Matt looked at me expectantly. I could tell he wanted me to tell Mike to get the warrant, but I didn’t care. I just wanted it to be over. “Search it. Please. Ephy died on my watch, eating chocolates that were addressed to me. I want whoever did it to be caught. If you have to search the café every day for the next year to catch them, then do it.”
“Thank you, Fran.” Mike and Matt exchanged a look that I didn’t care to decode. They’d been friends a long time. Whatever it was, they’d be fine. “While I’m here, there’s something else I want to talk to you about.” He fidgeted in his chair. “The first attack was at your birthday party, and over a hundred people were poisoned. The second attack was at your café and killed a person. The chocolates used in the second attack were addressed to you. Fran, I don’t think we can avoid the fact that you are the target.”
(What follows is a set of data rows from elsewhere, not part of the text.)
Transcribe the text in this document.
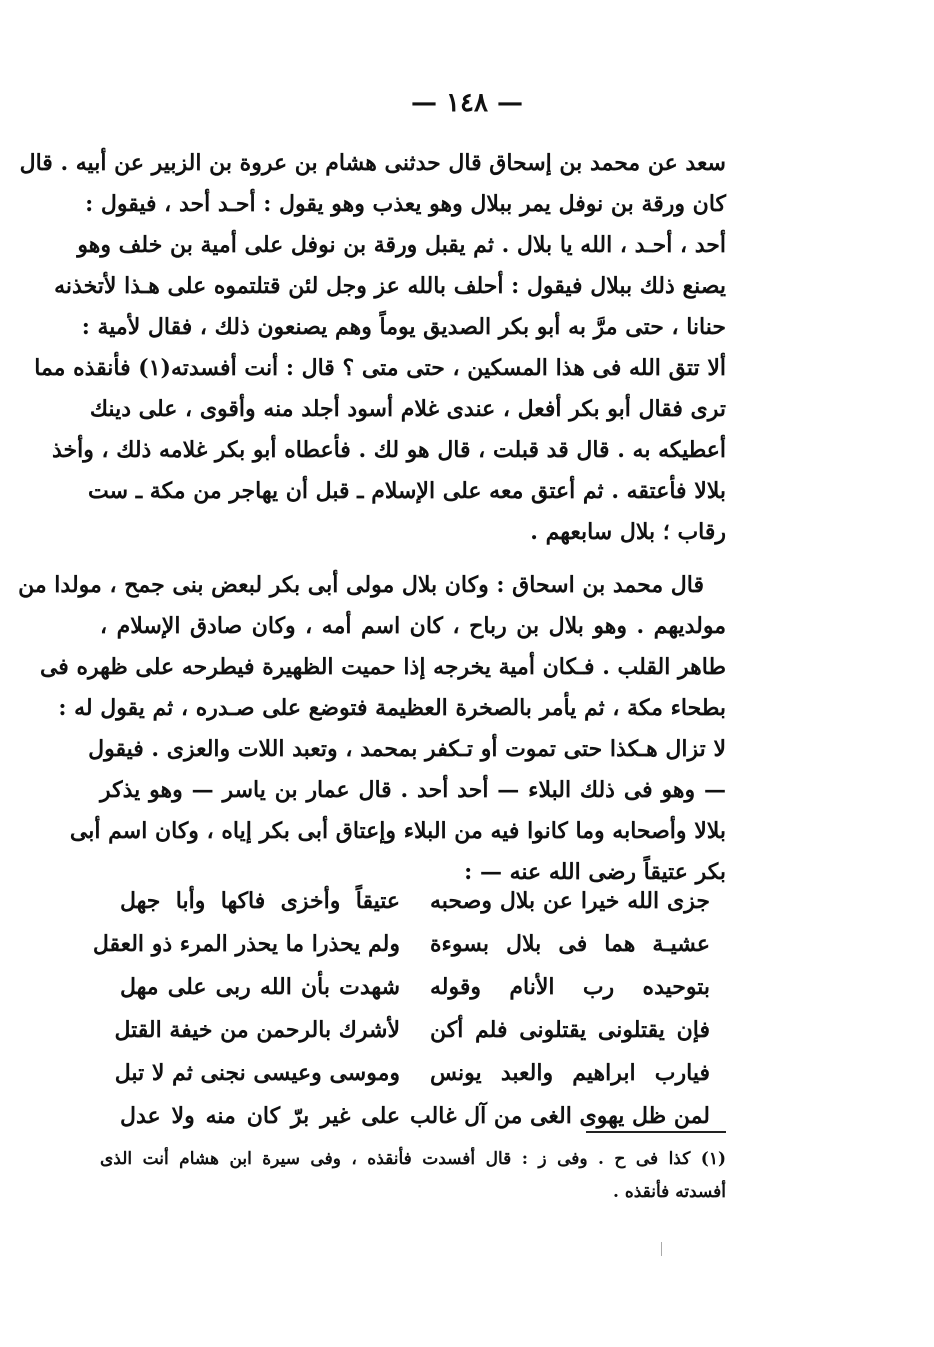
— ١٤٨ —
سعد عن محمد بن إسحاق قال حدثنى هشام بن عروة بن الزبير عن أبيه . قال
كان ورقة بن نوفل يمر ببلال وهو يعذب وهو يقول : أحـد أحد ، فيقول :
أحد ، أحـد ، الله يا بلال . ثم يقبل ورقة بن نوفل على أمية بن خلف وهو
يصنع ذلك ببلال فيقول : أحلف بالله عز وجل لئن قتلتموه على هـذا لأتخذنه
حنانا ، حتى مرَّ به أبو بكر الصديق يوماً وهم يصنعون ذلك ، فقال لأمية :
ألا تتق الله فى هذا المسكين ، حتى متى ؟ قال : أنت أفسدته(١) فأنقذه مما
ترى فقال أبو بكر أفعل ، عندى غلام أسود أجلد منه وأقوى ، على دينك
أعطيكه به . قال قد قبلت ، قال هو لك . فأعطاه أبو بكر غلامه ذلك ، وأخذ
بلالا فأعتقه . ثم أعتق معه على الإسلام ـ قبل أن يهاجر من مكة ـ ست
رقاب ؛ بلال سابعهم .
قال محمد بن اسحاق : وكان بلال مولى أبى بكر لبعض بنى جمح ، مولدا من
مولديهم . وهو بلال بن رباح ، كان اسم أمه ، وكان صادق الإسلام ،
طاهر القلب . فـكان أمية يخرجه إذا حميت الظهيرة فيطرحه على ظهره فى
بطحاء مكة ، ثم يأمر بالصخرة العظيمة فتوضع على صـدره ، ثم يقول له :
لا تزال هـكذا حتى تموت أو تـكفر بمحمد ، وتعبد اللات والعزى . فيقول
— وهو فى ذلك البلاء — أحد أحد . قال عمار بن ياسر — وهو يذكر
بلالا وأصحابه وما كانوا فيه من البلاء وإعتاق أبى بكر إياه ، وكان اسم أبى
بكر عتيقاً رضى الله عنه — :
جزى الله خيرا عن بلال وصحبه
عتيقاً وأخزى فاكها وأبا جهل
عشيـة هما فى بلال بسوءة
ولم يحذرا ما يحذر المرء ذو العقل
بتوحيده رب الأنام وقوله
شهدت بأن الله ربى على مهل
فإن يقتلونى يقتلونى فلم أكن
لأشرك بالرحمن من خيفة القتل
فيارب ابراهيم والعبد يونس
وموسى وعيسى نجنى ثم لا تبل
لمن ظل يهوى الغى من آل غالب
على غير برّ كان منه ولا عدل
(١) كذا فى ح . وفى ز : قال أفسدت فأنقذه ، وفى سيرة ابن هشام أنت الذى
أفسدته فأنقذه .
I couldn’t say that the thought hadn’t been vaguely in the back of my mind, but to hear him state it so clearly sent a chill down my spine. And Matt’s, apparently, based on the way he gripped my foot.
“I’d like you to lay low for a while. Stay home. Keep the café closed.”
“What?” I sat up for the first time. Latte wasn’t pleased and jumped off the couch then wandered into the kitchen to look for any errant food scraps. “I can’t stay at home. I can’t close the café. People depend on us. They count on us for their morning coffee. My employees depend on their paychecks. I have—”
“Exactly, Fran.” Mike leaned forward and looked me dead in the eye. I suddenly realized how intimidating he must be to the people he was investigating. “People depend on you. They love you, and they love your coffee. And your employees depend on their jobs. That’s why you can’t go running around endangering your life. You’re not being selfish by closing the café. You’re being selfish if you open it. Ephy’s dead, Fran. I don’t want to be investigating your death next.”